Dry stone walling is not rocket science. It is a science however and it does involve rocks. In fact it is probably the most basic of sciences. It breaks down the concept of structure into the simplest elements the way the science of logic examines the process of reasoning. By analyzing how logic works and breaking it down so as to only allow well-defined statements, using inductive and deductive arguments, a basis is established for understanding the nature and structure of formal and symbolic logic.
By experimenting with heavy random-shaped three-dimensional objects and analyzing how they can be stacked and fit together best so as to make a durable, reasonably permanent structure, and then applying that knowledge, by building free-standing walls of stone, we are doing the same thing. (without using any mortar of course) We are understanding informal structure.

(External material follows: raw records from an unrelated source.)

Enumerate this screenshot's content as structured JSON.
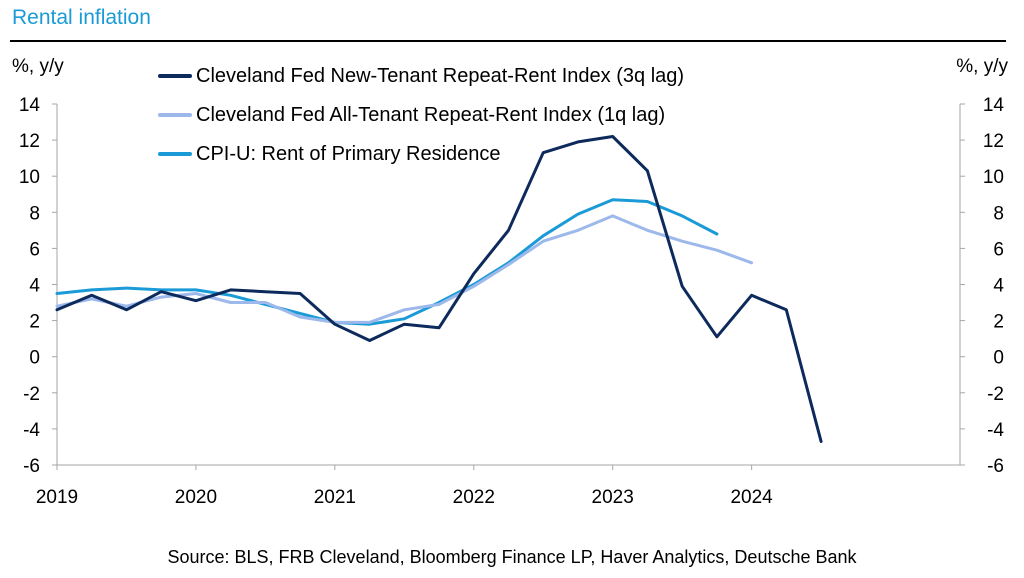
{
  "header": {
    "title": "Rental inflation",
    "unit_left": "%, y/y",
    "unit_right": "%, y/y"
  },
  "footer": {
    "source": "Source: BLS, FRB Cleveland, Bloomberg Finance LP, Haver Analytics, Deutsche Bank"
  },
  "chart_data": {
    "type": "line",
    "title": "Rental inflation",
    "ylabel": "%, y/y",
    "ylim": [
      -6,
      14
    ],
    "yticks": [
      14,
      12,
      10,
      8,
      6,
      4,
      2,
      0,
      -2,
      -4,
      -6
    ],
    "ytick_labels": [
      "14",
      "12",
      "10",
      "8",
      "6",
      "4",
      "2",
      "0",
      "-2",
      "-4",
      "-6"
    ],
    "xlim": [
      2019,
      2025.5
    ],
    "xticks": [
      2019,
      2020,
      2021,
      2022,
      2023,
      2024
    ],
    "xtick_labels": [
      "2019",
      "2020",
      "2021",
      "2022",
      "2023",
      "2024"
    ],
    "legend": "top-left",
    "grid": false,
    "series": [
      {
        "name": "Cleveland Fed New-Tenant Repeat-Rent Index (3q lag)",
        "color": "#0d2a5c",
        "x": [
          2019.0,
          2019.25,
          2019.5,
          2019.75,
          2020.0,
          2020.25,
          2020.5,
          2020.75,
          2021.0,
          2021.25,
          2021.5,
          2021.75,
          2022.0,
          2022.25,
          2022.5,
          2022.75,
          2023.0,
          2023.25,
          2023.5,
          2023.75,
          2024.0,
          2024.25,
          2024.5
        ],
        "values": [
          2.6,
          3.4,
          2.6,
          3.6,
          3.1,
          3.7,
          3.6,
          3.5,
          1.8,
          0.9,
          1.8,
          1.6,
          4.6,
          7.0,
          11.3,
          11.9,
          12.2,
          10.3,
          3.9,
          1.1,
          3.4,
          2.6,
          -4.7
        ]
      },
      {
        "name": "Cleveland Fed All-Tenant Repeat-Rent Index (1q lag)",
        "color": "#9db8ea",
        "x": [
          2019.0,
          2019.25,
          2019.5,
          2019.75,
          2020.0,
          2020.25,
          2020.5,
          2020.75,
          2021.0,
          2021.25,
          2021.5,
          2021.75,
          2022.0,
          2022.25,
          2022.5,
          2022.75,
          2023.0,
          2023.25,
          2023.5,
          2023.75,
          2024.0
        ],
        "values": [
          2.8,
          3.2,
          2.8,
          3.3,
          3.5,
          3.0,
          3.0,
          2.2,
          1.9,
          1.9,
          2.6,
          2.9,
          3.9,
          5.1,
          6.4,
          7.0,
          7.8,
          7.0,
          6.4,
          5.9,
          5.2
        ]
      },
      {
        "name": "CPI-U: Rent of Primary Residence",
        "color": "#1a9bd7",
        "x": [
          2019.0,
          2019.25,
          2019.5,
          2019.75,
          2020.0,
          2020.25,
          2020.5,
          2020.75,
          2021.0,
          2021.25,
          2021.5,
          2021.75,
          2022.0,
          2022.25,
          2022.5,
          2022.75,
          2023.0,
          2023.25,
          2023.5,
          2023.75
        ],
        "values": [
          3.5,
          3.7,
          3.8,
          3.7,
          3.7,
          3.4,
          2.9,
          2.4,
          1.9,
          1.8,
          2.1,
          3.0,
          4.0,
          5.2,
          6.7,
          7.9,
          8.7,
          8.6,
          7.8,
          6.8
        ]
      }
    ]
  }
}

It's like we are enrolled in a kind of interactive hands-on science course, studying (at the most elementary level) the physicsof how the shape and size of random objects are affected by gravity and friction in their placement relative to each other. Where else but in dry stone walling can physics be broken down this way? By beginning to understand the workings of something this basic, for me at least, the universe seems more reliable, more predictable; not less magical or even less complex, but somehow just a little less intimidating, and a little more 'logical'.
By contrast, just imagine the scientific complexities engineers have to deal with in trying to formulate the physics of what happens when you introduce cement mortar to the mix.